Everything was taking shape, 55 metres of wooden fencing around the plot and on the East side of the house, we built a wooden shed and a flight of steps from railway sleepers with a decking platform, another rockery for Alpines, a Herb garden, a composter, an Insectarium – all reflecting the triangular theme. This is continued around to the rear patio, down another flight to a South facing sunken garden. We split the stair in half it was 9 feet wide…and built a waterfall with a small pond…I like waterlilies 😊 and Primula vialli. It is also a perfect spot for a Grapevine which was great until last Winter when a storm blew over its Pergola and snapped it in two…but thankfully it has recovered. I need to source some bamboo…

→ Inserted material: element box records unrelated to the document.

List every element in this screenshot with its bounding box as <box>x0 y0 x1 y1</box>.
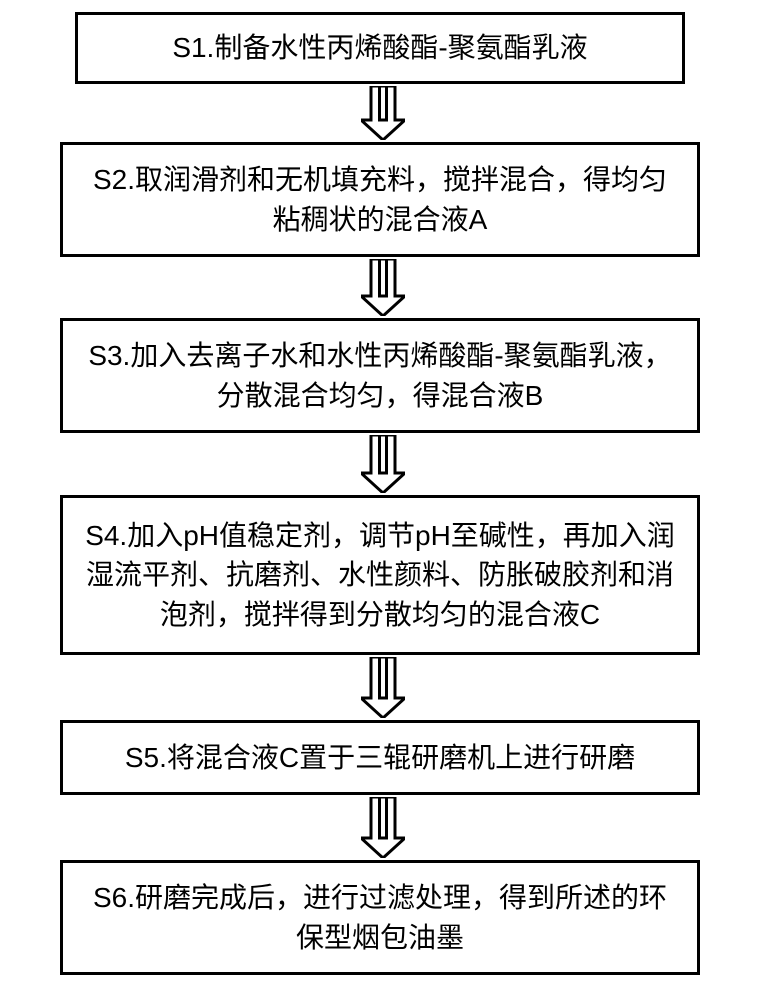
step-text-s2: S2.取润滑剂和无机填充料，搅拌混合，得均匀粘稠状的混合液A <box>81 160 679 238</box>
step-text-s4: S4.加入pH值稳定剂，调节pH至碱性，再加入润湿流平剂、抗磨剂、水性颜料、防胀… <box>81 516 679 634</box>
step-text-s3: S3.加入去离子水和水性丙烯酸酯-聚氨酯乳液，分散混合均匀，得混合液B <box>81 336 679 414</box>
arrow-s4-s5 <box>361 657 405 718</box>
arrow-s1-s2 <box>361 86 405 140</box>
step-box-s5: S5.将混合液C置于三辊研磨机上进行研磨 <box>60 720 700 795</box>
step-box-s1: S1.制备水性丙烯酸酯-聚氨酯乳液 <box>75 12 685 84</box>
arrow-s2-s3 <box>361 259 405 316</box>
step-box-s2: S2.取润滑剂和无机填充料，搅拌混合，得均匀粘稠状的混合液A <box>60 142 700 257</box>
step-text-s5: S5.将混合液C置于三辊研磨机上进行研磨 <box>125 738 635 777</box>
step-text-s1: S1.制备水性丙烯酸酯-聚氨酯乳液 <box>172 28 587 67</box>
arrow-s5-s6 <box>361 797 405 858</box>
step-box-s4: S4.加入pH值稳定剂，调节pH至碱性，再加入润湿流平剂、抗磨剂、水性颜料、防胀… <box>60 495 700 655</box>
arrow-s3-s4 <box>361 435 405 493</box>
step-box-s3: S3.加入去离子水和水性丙烯酸酯-聚氨酯乳液，分散混合均匀，得混合液B <box>60 318 700 433</box>
step-text-s6: S6.研磨完成后，进行过滤处理，得到所述的环保型烟包油墨 <box>81 878 679 956</box>
flowchart-canvas: S1.制备水性丙烯酸酯-聚氨酯乳液 S2.取润滑剂和无机填充料，搅拌混合，得均匀… <box>0 0 765 1000</box>
step-box-s6: S6.研磨完成后，进行过滤处理，得到所述的环保型烟包油墨 <box>60 860 700 975</box>
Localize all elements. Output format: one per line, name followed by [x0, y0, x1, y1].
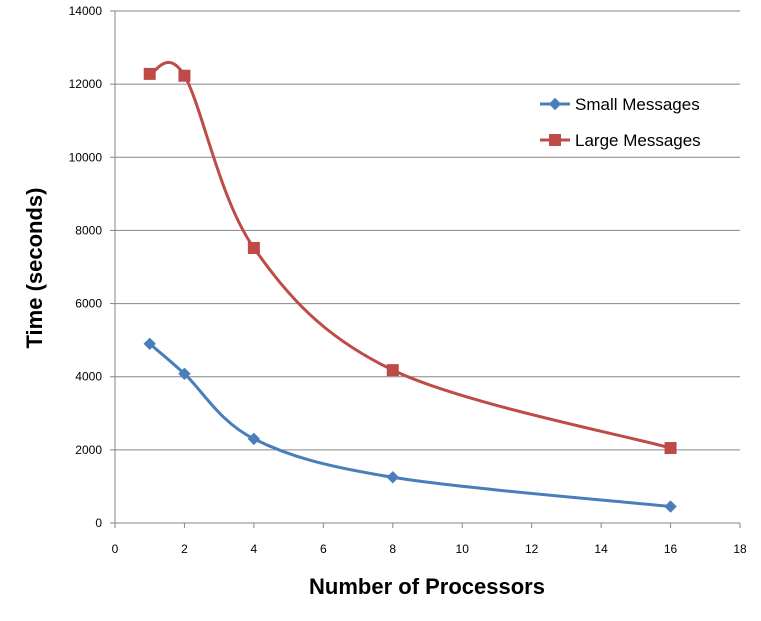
data-point-large-messages	[247, 241, 260, 254]
legend-label: Large Messages	[575, 131, 701, 150]
y-tick-label: 2000	[75, 443, 102, 457]
y-tick-label: 0	[95, 516, 102, 530]
legend-marker	[549, 134, 561, 146]
series-line-small-messages	[148, 342, 673, 509]
x-tick-label: 14	[594, 542, 608, 556]
legend-item-large-messages: Large Messages	[540, 131, 701, 150]
data-point-small-messages	[178, 367, 191, 380]
legend-label: Small Messages	[575, 95, 700, 114]
y-tick-label: 6000	[75, 297, 102, 311]
data-point-large-messages	[178, 69, 191, 82]
legend-marker	[548, 97, 562, 111]
y-tick-label: 8000	[75, 223, 102, 237]
x-tick-label: 18	[733, 542, 747, 556]
x-tick-label: 4	[251, 542, 258, 556]
y-tick-label: 12000	[69, 77, 103, 91]
x-axis-title: Number of Processors	[309, 574, 545, 599]
y-tick-label: 10000	[69, 150, 103, 164]
x-tick-label: 6	[320, 542, 327, 556]
x-tick-label: 8	[389, 542, 396, 556]
axes	[110, 10, 741, 528]
series-large-messages	[143, 60, 677, 455]
data-point-large-messages	[664, 442, 677, 455]
series-layer	[143, 60, 677, 513]
data-point-small-messages	[386, 471, 399, 484]
x-tick-label: 12	[525, 542, 539, 556]
legend-item-small-messages: Small Messages	[540, 95, 700, 114]
data-point-small-messages	[664, 500, 677, 513]
data-point-large-messages	[386, 364, 399, 377]
x-tick-label: 2	[181, 542, 188, 556]
data-point-large-messages	[143, 67, 156, 80]
x-tick-label: 10	[456, 542, 470, 556]
y-tick-label: 14000	[69, 4, 103, 18]
x-tick-label: 16	[664, 542, 678, 556]
x-tick-label: 0	[112, 542, 119, 556]
tick-labels: 0 2000 4000 6000 8000 10000 12000 14000 0 2 4 6 8 10 1…	[69, 4, 747, 556]
gridlines	[115, 10, 740, 451]
y-axis-title: Time (seconds)	[22, 188, 47, 349]
data-point-small-messages	[247, 432, 261, 446]
series-small-messages	[143, 337, 677, 513]
data-point-small-messages	[143, 337, 156, 351]
legend: Small Messages Large Messages	[540, 95, 701, 150]
series-line-large-messages	[148, 60, 673, 450]
y-tick-label: 4000	[75, 370, 102, 384]
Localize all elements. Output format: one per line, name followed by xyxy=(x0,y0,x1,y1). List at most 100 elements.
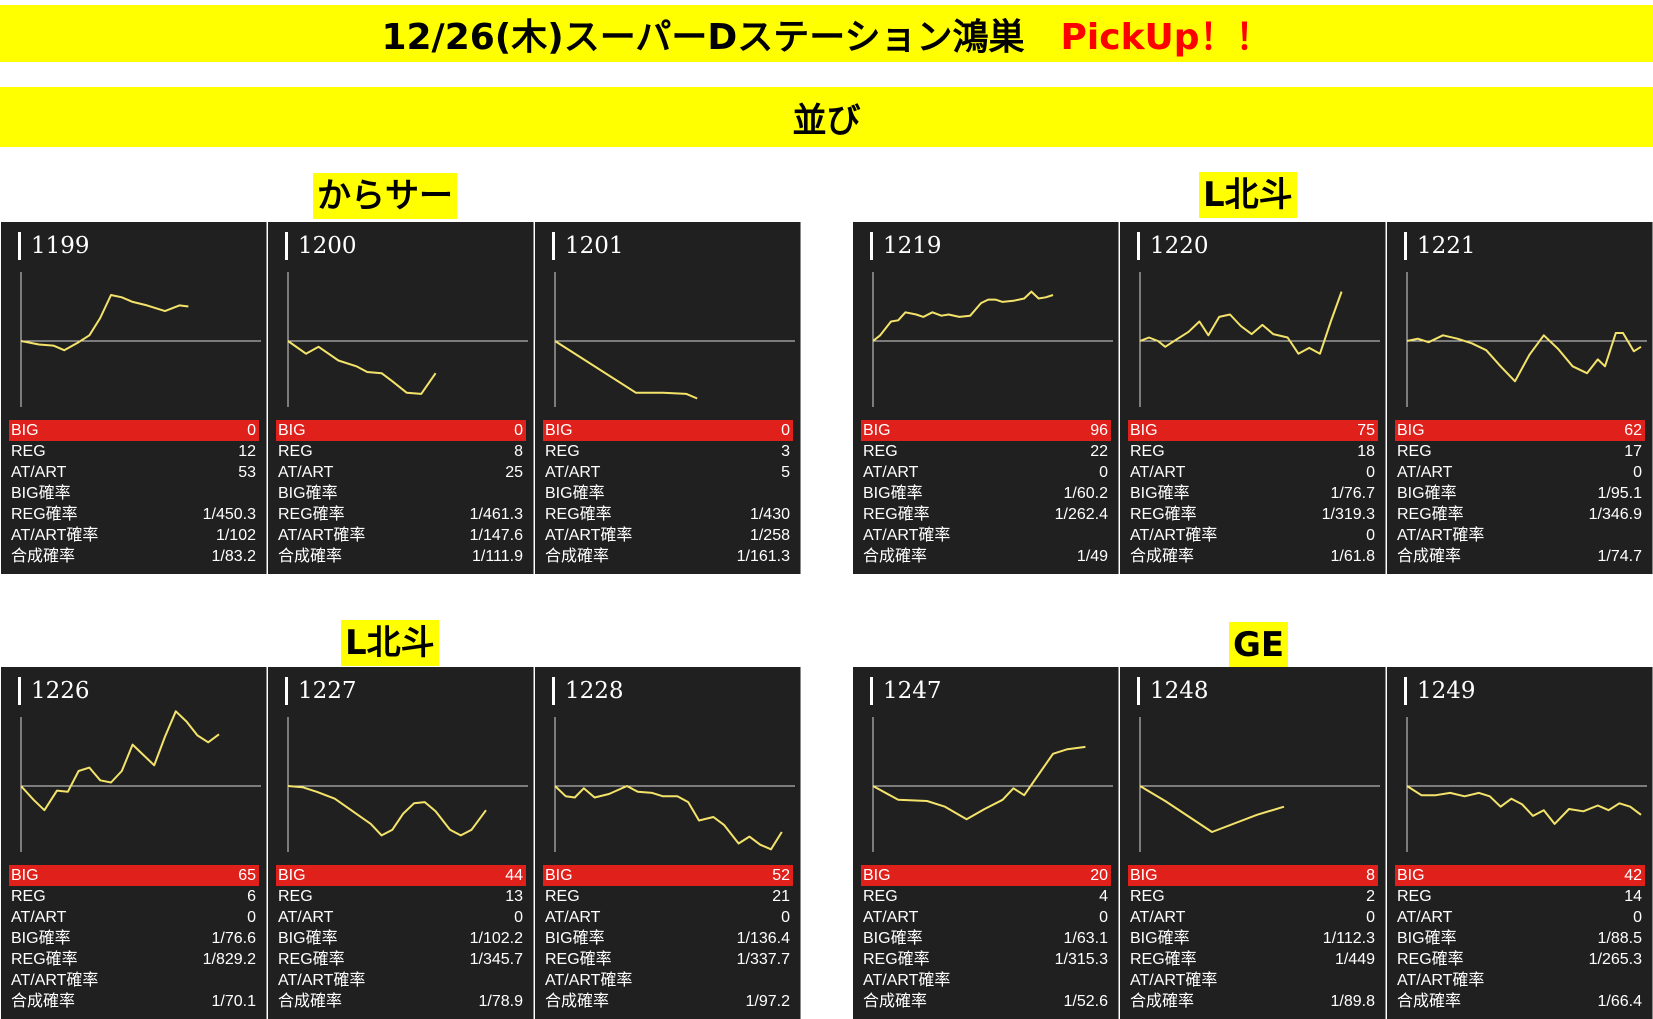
stats-table: BIG 20 REG 4 AT/ART 0 BIG確率 1/63.1 REG確率 1/315.3 A… xyxy=(861,865,1111,1012)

We can sit outside now, at any time of day in shade or sunshine to suit our mood, sometimes reading, taking random photos, chatting, eating a meal or chucking kids around. We have resident field Mice, Squirrels, Hedgehogs, the occasional Fox and Stoat, Frogs and Toads and as of this year 21 species of bird.
In conclusion, the importance of design is collating all the good things in an environment and building atmosphere and harmony.